Leia ‘Depois da Festa’ na coluna do professor Hércules Tolêdo Corrêa

Home » Leia ‘Depois da Festa’ na coluna do professor Hércules Tolêdo Corrêa
Por João Paulo Silva Publicado em 03/01/2019, 10:27 - Atualizado em 03/07/2019, 20:44

Hércules Tolêdo Corrêa é professor da UFOP e apaixonado por literatura, cinema, música e mais um monte de coisas. Atenção, puristas: esse texto pode conter expressões populares e ironias!

(Para Rosana Massada)

A Festa começou no dia 24 de dezembro e só terminou no dia 1º de janeiro… ou melhor, no dia 2 de janeiro, pois já passava, e muito, da meia-noite quando o último primo largou o copo de cerveja pela metade em cima da mesa e foi dormir num dos colchonetes espalhados pelo quarto da filha que tinha virado o quarto das visitas. Do dia 24 até aquele dia deve ter passado pela casa umas 50 e tal pessoas, mas apenas uma dúzia com um pouco mais de doze parentes dormiram lá esses dias… o suficiente para deixarem-na muito fatigada. Muito fatigada mas também muito feliz. Ela adora festa.

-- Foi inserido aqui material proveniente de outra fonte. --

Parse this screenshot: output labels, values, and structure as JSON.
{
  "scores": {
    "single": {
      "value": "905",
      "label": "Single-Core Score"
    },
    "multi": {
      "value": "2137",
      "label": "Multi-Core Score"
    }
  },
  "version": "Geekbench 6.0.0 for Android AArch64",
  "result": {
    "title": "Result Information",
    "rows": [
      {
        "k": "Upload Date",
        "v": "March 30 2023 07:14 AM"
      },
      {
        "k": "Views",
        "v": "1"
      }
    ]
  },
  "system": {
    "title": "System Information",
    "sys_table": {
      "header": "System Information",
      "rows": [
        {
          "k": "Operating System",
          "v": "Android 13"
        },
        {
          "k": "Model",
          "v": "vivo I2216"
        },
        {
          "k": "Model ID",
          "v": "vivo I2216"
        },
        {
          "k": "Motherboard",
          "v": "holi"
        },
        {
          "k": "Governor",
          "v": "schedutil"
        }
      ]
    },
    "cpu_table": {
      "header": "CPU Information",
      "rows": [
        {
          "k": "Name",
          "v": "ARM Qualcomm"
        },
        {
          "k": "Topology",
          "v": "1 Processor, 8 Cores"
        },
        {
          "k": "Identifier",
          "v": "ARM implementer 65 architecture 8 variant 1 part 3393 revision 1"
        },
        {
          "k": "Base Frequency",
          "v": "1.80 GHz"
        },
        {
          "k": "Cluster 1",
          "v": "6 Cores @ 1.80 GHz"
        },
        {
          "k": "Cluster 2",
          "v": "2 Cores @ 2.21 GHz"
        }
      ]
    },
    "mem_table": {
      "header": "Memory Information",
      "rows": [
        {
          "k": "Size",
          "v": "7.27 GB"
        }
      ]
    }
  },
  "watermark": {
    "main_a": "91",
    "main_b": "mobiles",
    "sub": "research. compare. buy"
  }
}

Ela adora receber visitas.

Mas no dia 2 de janeiro de 2019, quando ela acordou, só estavam ela e o marido na casa. Ou melhor, só estava ela, pois o marido já estava no curral. Ela levantou cedo, como de costume, para coar o café ralo – bem típico das casas do interior mineiro – no mancebo de madeira. A temperatura estava amena. Havia chovido um pouco antes de ela levantar e o sítio estava todo molhado, como ela observou, ao olhar pela janela da cozinha, por cima do jirau que, diferentemente do costume, não tinha apenas panelas e louças lavadas, reluzentes, a secar. Tinha de tudo no jirau: copo de bebida pela metade, pratos sujos, travessas com restos de pernil e peru, arroz com passas… tudo molhado pela chuva da madrugada… abençoada chuva da madrugada, que fazia crescer mais o milho, que embonecava sorridente na roça depois da linha desativada do trem de ferro das Gerais.

Ela coou o café direto no bule. Olhou para o fogão a lenha e pensou: preciso usar mais esse fogão, mas dá muito trabalho acender o fogo. Sentiu um aperto no peito. Sentiu falta da confusão dos dias anteriores, quando já levantava com gente trafegando pela casa: cunhadas, cunhados, sogra, sobrinhos, agregados, aquele primo distante que morava na capital… Tomou um gole de café com queijo de leite de cabra que ela mesma fazia. Cabra ordenhada pelo marido, alimentada pelo marido, apartada pelo marido. Ali, agora, só ela e o marido ficaram. Até a filha caçula se fora, porque aproximavam-se as provas vestibulares e ela não podia deixar de entrar na universidade naquele ano. O filho mais velho também se fora com o amigo visitante para a cidade mais próxima. Só a mulher e o marido ficaram. Ela olhou pro quarto da filha que tinha virado quarto de visita e viu, em meio aos colchonetes, a boneca amarfanhada da sobrinha caçula. Quando foi apanhá-la, tropeçou no urso de pelúcia do baby da irmã: lembranças das visitas que tanto fizeram a sua alegria, que tanto preencheram sua vida naqueles dias.

No banheiro, ainda encontrou uma cueca do cunhado dependurada e um short da outra sobrinha misturado às suas roupas no cesto de roupa suja. Lavo junto com as minhas, passo bem direitinho e guardo o short na gaveta da menina caçula até a próxima temporada de festas.

Mas o aperto no peito estava grande. Cadê todos? Cadê a algazarra de que ela tanto gostava?  Todos tinham partido e deixaram-na sozinha, com seu marido, seus medos e seus fantasmas.